Oil is roughly ~45MJ/kg, meanwhile glucose is only ~16MJ/kg.
This means that it, on-net, releases energy to go from oil to sugar. This has some issues with potential management of heat, but it is often easier to cause reactions that are exothermic.
Conversion is Annoying
Converting these chains into precise chemicals is hard to do with normal chemistry procedures. It is possible to create some mix of different chiralities of glucose, but this is no good for us.
Instead, we need to rely on micro-organisms to do the job for us. This means that its more annoying to work with, but its at least doable.
One experiment in the 1960s managed to create proteins from oil at Grangemouth Refinery using yeast, by providing paraffins, ammonia and salts, on a scale enough to feed animals. :
In the 1960s, a pilot "proteins-from-oil" production facility was built at the refinery. It used BP's technology for feeding n-paraffins to yeast, in order to produce single cell protein for poultry and cattle feed.[4]

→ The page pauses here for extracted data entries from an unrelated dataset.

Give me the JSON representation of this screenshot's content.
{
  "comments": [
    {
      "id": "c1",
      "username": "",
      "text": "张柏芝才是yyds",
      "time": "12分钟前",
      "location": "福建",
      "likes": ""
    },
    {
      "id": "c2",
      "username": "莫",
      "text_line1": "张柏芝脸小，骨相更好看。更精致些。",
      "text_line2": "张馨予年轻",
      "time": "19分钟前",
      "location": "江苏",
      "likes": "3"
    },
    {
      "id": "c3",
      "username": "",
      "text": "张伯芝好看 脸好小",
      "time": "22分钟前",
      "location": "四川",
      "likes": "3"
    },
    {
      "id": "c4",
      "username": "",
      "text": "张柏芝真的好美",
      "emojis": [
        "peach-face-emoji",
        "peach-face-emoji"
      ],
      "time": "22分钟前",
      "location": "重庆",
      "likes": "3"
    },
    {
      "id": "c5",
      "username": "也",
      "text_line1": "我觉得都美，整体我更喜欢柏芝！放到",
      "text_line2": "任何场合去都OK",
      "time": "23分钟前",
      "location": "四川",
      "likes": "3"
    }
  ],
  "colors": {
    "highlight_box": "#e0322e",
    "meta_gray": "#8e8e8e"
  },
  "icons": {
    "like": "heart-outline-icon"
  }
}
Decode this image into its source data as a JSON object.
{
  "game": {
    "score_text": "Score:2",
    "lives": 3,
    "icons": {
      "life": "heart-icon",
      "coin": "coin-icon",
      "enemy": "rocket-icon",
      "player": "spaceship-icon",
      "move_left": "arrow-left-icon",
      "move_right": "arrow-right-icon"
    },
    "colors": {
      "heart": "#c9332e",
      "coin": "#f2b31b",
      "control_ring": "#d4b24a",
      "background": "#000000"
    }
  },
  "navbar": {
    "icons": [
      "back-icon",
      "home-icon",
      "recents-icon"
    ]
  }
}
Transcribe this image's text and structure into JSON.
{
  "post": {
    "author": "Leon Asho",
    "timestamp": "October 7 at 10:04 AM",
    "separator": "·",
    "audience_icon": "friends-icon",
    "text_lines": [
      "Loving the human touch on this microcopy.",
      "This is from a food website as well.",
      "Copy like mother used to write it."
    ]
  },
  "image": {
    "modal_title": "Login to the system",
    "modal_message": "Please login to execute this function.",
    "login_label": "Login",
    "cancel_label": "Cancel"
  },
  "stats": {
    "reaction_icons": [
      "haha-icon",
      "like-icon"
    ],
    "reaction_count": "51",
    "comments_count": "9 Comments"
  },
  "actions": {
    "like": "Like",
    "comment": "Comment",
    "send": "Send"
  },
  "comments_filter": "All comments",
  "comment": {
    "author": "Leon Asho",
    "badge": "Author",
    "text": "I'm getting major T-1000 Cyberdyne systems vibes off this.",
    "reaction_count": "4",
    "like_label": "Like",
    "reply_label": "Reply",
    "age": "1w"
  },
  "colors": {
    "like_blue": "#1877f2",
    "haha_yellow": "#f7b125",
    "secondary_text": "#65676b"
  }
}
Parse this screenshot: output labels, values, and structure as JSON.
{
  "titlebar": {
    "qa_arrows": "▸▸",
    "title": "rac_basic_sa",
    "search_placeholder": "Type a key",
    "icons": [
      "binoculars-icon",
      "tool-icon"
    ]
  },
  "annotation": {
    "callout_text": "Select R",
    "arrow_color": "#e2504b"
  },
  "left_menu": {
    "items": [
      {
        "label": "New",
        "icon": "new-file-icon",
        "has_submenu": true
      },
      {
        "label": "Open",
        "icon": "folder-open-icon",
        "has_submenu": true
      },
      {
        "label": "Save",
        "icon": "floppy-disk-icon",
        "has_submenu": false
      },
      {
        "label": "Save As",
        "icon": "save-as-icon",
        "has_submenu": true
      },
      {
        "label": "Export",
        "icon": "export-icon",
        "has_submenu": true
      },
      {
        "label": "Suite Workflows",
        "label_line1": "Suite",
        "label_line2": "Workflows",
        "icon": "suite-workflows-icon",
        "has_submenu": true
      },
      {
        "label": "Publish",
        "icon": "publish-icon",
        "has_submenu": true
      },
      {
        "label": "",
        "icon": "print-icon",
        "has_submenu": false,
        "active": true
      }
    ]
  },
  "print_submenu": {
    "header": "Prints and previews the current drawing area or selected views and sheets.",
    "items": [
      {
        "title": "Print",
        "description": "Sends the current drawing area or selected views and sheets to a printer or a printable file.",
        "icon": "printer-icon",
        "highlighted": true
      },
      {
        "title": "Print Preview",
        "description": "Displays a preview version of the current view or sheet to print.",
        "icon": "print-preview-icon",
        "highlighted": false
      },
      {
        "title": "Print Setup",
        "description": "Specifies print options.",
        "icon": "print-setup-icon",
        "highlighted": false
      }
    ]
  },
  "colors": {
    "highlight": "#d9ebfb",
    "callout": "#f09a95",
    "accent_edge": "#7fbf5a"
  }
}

but there are also other microorganisms that could potentially be used to create sugar. However the process seems harder. The main hope seems to be Alcanivorax which grows on oil spills, and here is the process that claude suggests might help:
when Alcanivorax borkumensis (the dominant oil-spill bacterium) is grown on alkanes, proteomics shows exactly the glyoxylate-bypass and gluconeogenesis enzymes get upregulated _ the cell visibly reconfigures itself to run carbon “uphill” from acetyl-CoA back to sugars (Sabirova et al., J. Bacteriol. 2006 (https://pmc.ncbi.nlm.nih.gov/articles/PMC1482905/)). That same organism even secretes a glucose-lipid biosurfactant built from sugar it synthesized entirely from oil.
How practical is this?
If there was some food shortage, it would probably not be the first think you would want to try, but it does seem in principle possible. The conversion ratios are not that high, there are byproducts, you need to keep bacteria alive,
The global oil production is also something like ~15,000 kcal per person per day, so it does seem at least possible in principle to achieve, even with 10% yield, enough food for everyone to survive on for a few years, even if it would likely need a lot of manufacturing equipment, and this would trade off with the energy being used for different things.
But it seems non-zero worth considering.